If I understand you correctly, you contend that since there aren't any bad reflections in a small mastering {deadened} room, one can't rely on the sound being monitored?
Quote:
I'm not sure what your day job is, but mine's been mastering records for over a decade.
Please, spare me. Let's not go there.
Quote:
I've worked in rooms good and bad. Your example describes a place where I simply wouldn't work, and would consider the work product questionable.

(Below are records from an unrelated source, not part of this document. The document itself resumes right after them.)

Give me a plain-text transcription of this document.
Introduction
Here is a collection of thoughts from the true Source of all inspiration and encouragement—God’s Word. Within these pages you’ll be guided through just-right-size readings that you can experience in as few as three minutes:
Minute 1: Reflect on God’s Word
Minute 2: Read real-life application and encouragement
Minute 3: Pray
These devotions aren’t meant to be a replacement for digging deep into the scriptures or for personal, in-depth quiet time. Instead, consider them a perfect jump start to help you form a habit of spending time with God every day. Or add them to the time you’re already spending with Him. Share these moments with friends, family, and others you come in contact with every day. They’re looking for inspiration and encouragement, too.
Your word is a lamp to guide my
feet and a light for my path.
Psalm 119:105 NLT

I actually know a small room in the building I am and the gentleman who runs it works with Genelec 8040As to make music demos. I could ask him to let me use his system and I would not mind mastering a mix of yours {or one of your client's}. Then you can post your mastered version and we could compare results and see if I came close to your product. Would you like to do that? Many members who read me know I don't just talk about a subject, I demonstrate it. I hope that's OK with you too.
Quote:
As to genies, they're great little mix kickers, and our composer at SI loved them. But if you think they're apropos for mastering you're unique... they make some models that are, usable, but they're pretty rare in our application for a reason. Their strengths are ideal for mixing, mastering not so much.
The lower end is the main problem {48Hz and below} but, one can get the bass correct if it's done at low level. Is this something anyone can do? Anyone with over 10 years of mixing experience might.
Quote:
You're offering bad advice. No, terrible advice. Really. I don't think you'll find many professional mastering engineers who would agree with you.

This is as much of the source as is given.